Some managers get no training or support, warns Pritchard
Training and development of managers is inadequate and patchy, the NHS England chief executive has warned, arguing that introducing statutory regulation would improve it.
Amanda Pritchard told MPs on the Commons health and social care committee the NHS needed to “bake in” an expectation of ongoing training and development in order to improve management and leadership, and attract talent.
She said training for senior medics moving into management was inadequate, and non-medical leaders and managers “may not get any support at all”.
She added: “Part of what we need to link between the work that [General Sir] Gordon Messenger described in his review, and the potential for regulation, I think, is recognising that if we are going to get the calibre of leaders that we need in the NHS, then that investment in their education, as well as the standard setting, as well as the accountability, is crucial.
“I would very much like to see this work prioritised.”
Ms Pritchard, speaking on Tuesday, said there was better funding and protection for training and development for clinical professionals, partly because it was required by regulatory frameworks.
She repeated her view that, following the Lucy Letby murders scandal in Chester, it was “right to look again” at introducing formalised regulation of NHS managers.
Ms Letby was convicted in August of murdering seven babies and attempting to murder six more at The Countess of Chester hospital, and a public inquiry into it is under way.
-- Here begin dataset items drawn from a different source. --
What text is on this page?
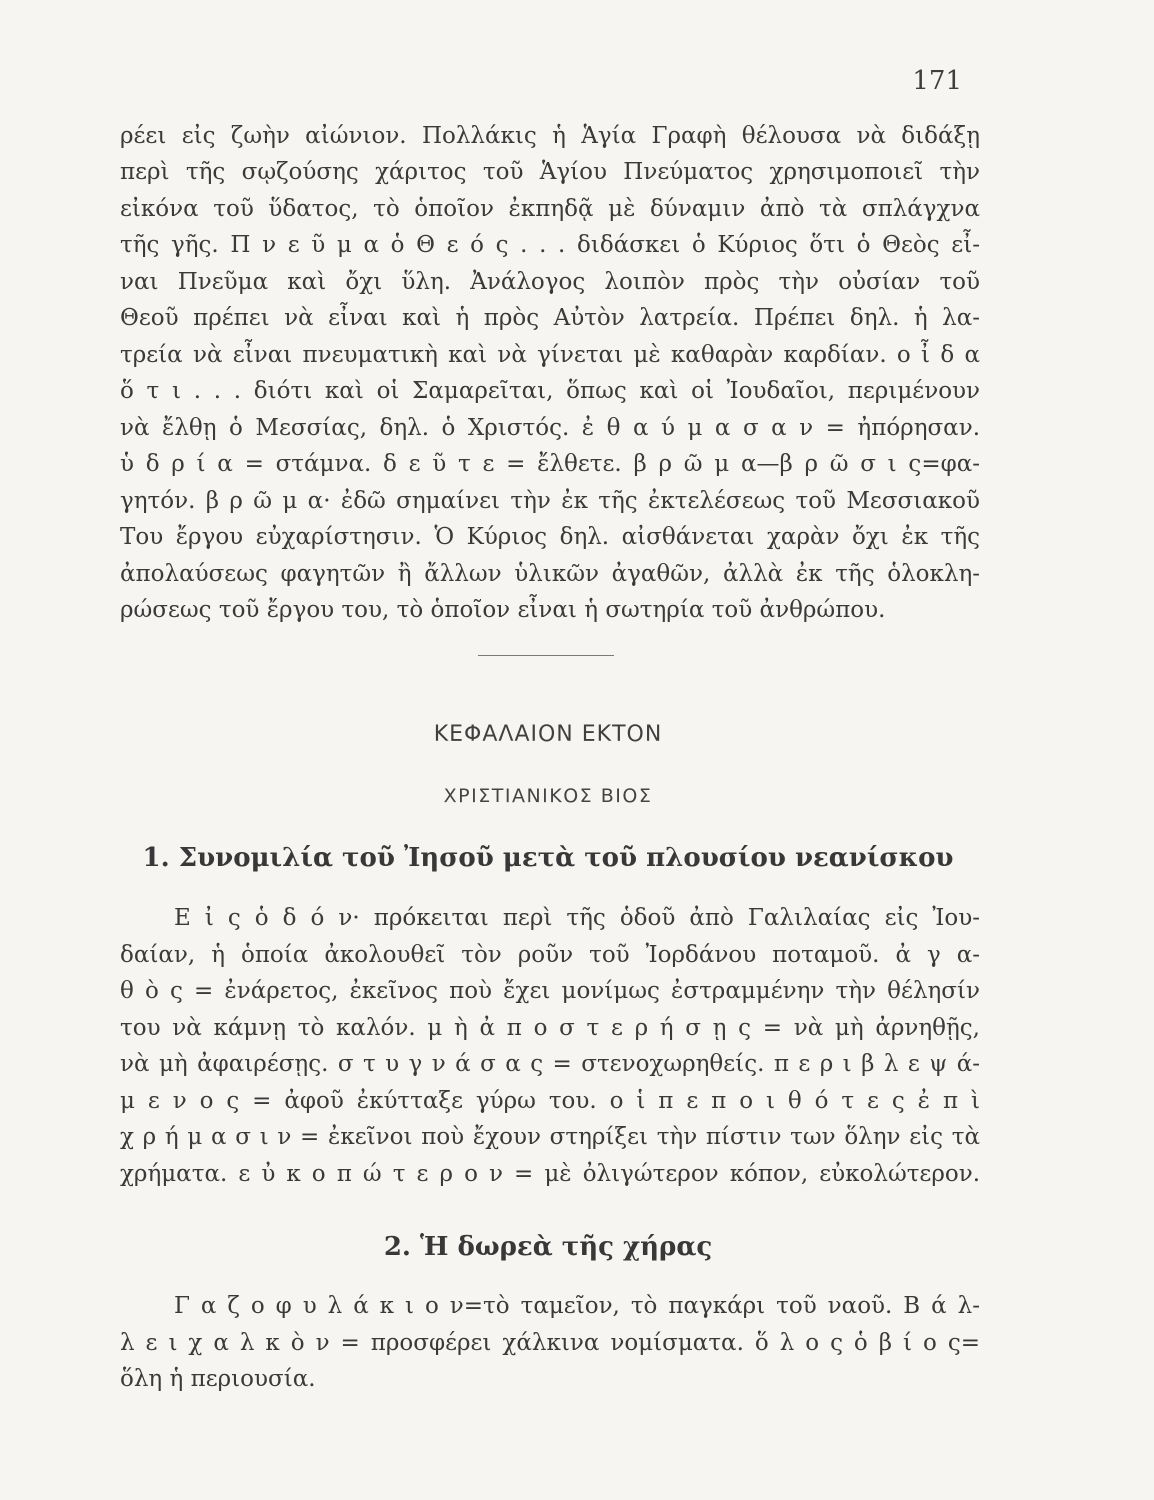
171
ρέει εἰς ζωὴν αἰώνιον. Πολλάκις ἡ Ἁγία Γραφὴ θέλουσα νὰ διδάξῃ
περὶ τῆς σῳζούσης χάριτος τοῦ Ἁγίου Πνεύματος χρησιμοποιεῖ τὴν
εἰκόνα τοῦ ὕδατος, τὸ ὁποῖον ἐκπηδᾷ μὲ δύναμιν ἀπὸ τὰ σπλάγχνα
τῆς γῆς. Π ν ε ῦ μ α ὁ Θ ε ό ς . . . διδάσκει ὁ Κύριος ὅτι ὁ Θεὸς εἶ-
ναι Πνεῦμα καὶ ὄχι ὕλη. Ἀνάλογος λοιπὸν πρὸς τὴν οὐσίαν τοῦ
Θεοῦ πρέπει νὰ εἶναι καὶ ἡ πρὸς Αὐτὸν λατρεία. Πρέπει δηλ. ἡ λα-
τρεία νὰ εἶναι πνευματικὴ καὶ νὰ γίνεται μὲ καθαρὰν καρδίαν. ο ἶ δ α
ὅ τ ι . . . διότι καὶ οἱ Σαμαρεῖται, ὅπως καὶ οἱ Ἰουδαῖοι, περιμένουν
νὰ ἔλθῃ ὁ Μεσσίας, δηλ. ὁ Χριστός. ἐ θ α ύ μ α σ α ν = ἠπόρησαν.
ὑ δ ρ ί α = στάμνα. δ ε ῦ τ ε = ἔλθετε. β ρ ῶ μ α—β ρ ῶ σ ι ς=φα-
γητόν. β ρ ῶ μ α· ἐδῶ σημαίνει τὴν ἐκ τῆς ἐκτελέσεως τοῦ Μεσσιακοῦ
Του ἔργου εὐχαρίστησιν. Ὁ Κύριος δηλ. αἰσθάνεται χαρὰν ὄχι ἐκ τῆς
ἀπολαύσεως φαγητῶν ἢ ἄλλων ὑλικῶν ἀγαθῶν, ἀλλὰ ἐκ τῆς ὁλοκλη-
ρώσεως τοῦ ἔργου του, τὸ ὁποῖον εἶναι ἡ σωτηρία τοῦ ἀνθρώπου.
ΚΕΦΑΛΑΙΟΝ ΕΚΤΟΝ
ΧΡΙΣΤΙΑΝΙΚΟΣ ΒΙΟΣ
1. Συνομιλία τοῦ Ἰησοῦ μετὰ τοῦ πλουσίου νεανίσκου
Ε ἰ ς ὁ δ ό ν· πρόκειται περὶ τῆς ὁδοῦ ἀπὸ Γαλιλαίας εἰς Ἰου-
δαίαν, ἡ ὁποία ἀκολουθεῖ τὸν ροῦν τοῦ Ἰορδάνου ποταμοῦ. ἀ γ α-
θ ὸ ς = ἐνάρετος, ἐκεῖνος ποὺ ἔχει μονίμως ἐστραμμένην τὴν θέλησίν
του νὰ κάμνῃ τὸ καλόν. μ ὴ ἀ π ο σ τ ε ρ ή σ ῃ ς = νὰ μὴ ἀρνηθῇς,
νὰ μὴ ἀφαιρέσῃς. σ τ υ γ ν ά σ α ς = στενοχωρηθείς. π ε ρ ι β λ ε ψ ά-
μ ε ν ο ς = ἀφοῦ ἐκύτταξε γύρω του. ο ἱ π ε π ο ι θ ό τ ε ς ἐ π ὶ
χ ρ ή μ α σ ι ν = ἐκεῖνοι ποὺ ἔχουν στηρίξει τὴν πίστιν των ὅλην εἰς τὰ
χρήματα. ε ὐ κ ο π ώ τ ε ρ ο ν = μὲ ὀλιγώτερον κόπον, εὐκολώτερον.
2. Ἡ δωρεὰ τῆς χήρας
Γ α ζ ο φ υ λ ά κ ι ο ν=τὸ ταμεῖον, τὸ παγκάρι τοῦ ναοῦ. Β ά λ-
λ ε ι χ α λ κ ὸ ν = προσφέρει χάλκινα νομίσματα. ὅ λ ο ς ὁ β ί ο ς=
ὅλη ἡ περιουσία.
The NHSE chief highlighted work in progress – and following General Sir Gordon Messenger’s review of NHS leadership in October 2021 – to improve standards, as well as to block unfit directors.
But she said leadership training funding was not protected or ringfenced, and acknowledged it may be at risk under current tight budgets.
She added: “We should have high expectations of our leaders, but I think if we are going to have high expectations we have to bake in an expectation that there will be ongoing training, there will be ongoing development, that it will be high quality, that it will be assessed, and that it will give people the skills that they need to do these jobs.
“Because these are big jobs we are asking of people.”
She said: “Within the resources that I have at my disposal, we are making sure that we continue to prioritise the implementation of the Messenger review but I would like to see that go further.” She said she thought it was likely the Letby inquiry would come to similar conclusions.
It comes as the Labour party announced it would set up a “College of Clinical Leadership”, run as a charity and developed out of the existing Faculty of Medical Leadership and Management.
Shadow health and social care secretary Wes Streeting said if he is in government he will “introduce a system of regulation and, crucially, training, to promote excellent leadership and to protect patients when things go wrong. I am clear that this must include disbarring those found guilty of serious misconduct. Our aim in all of this is to foster first-rate leadership across the service”.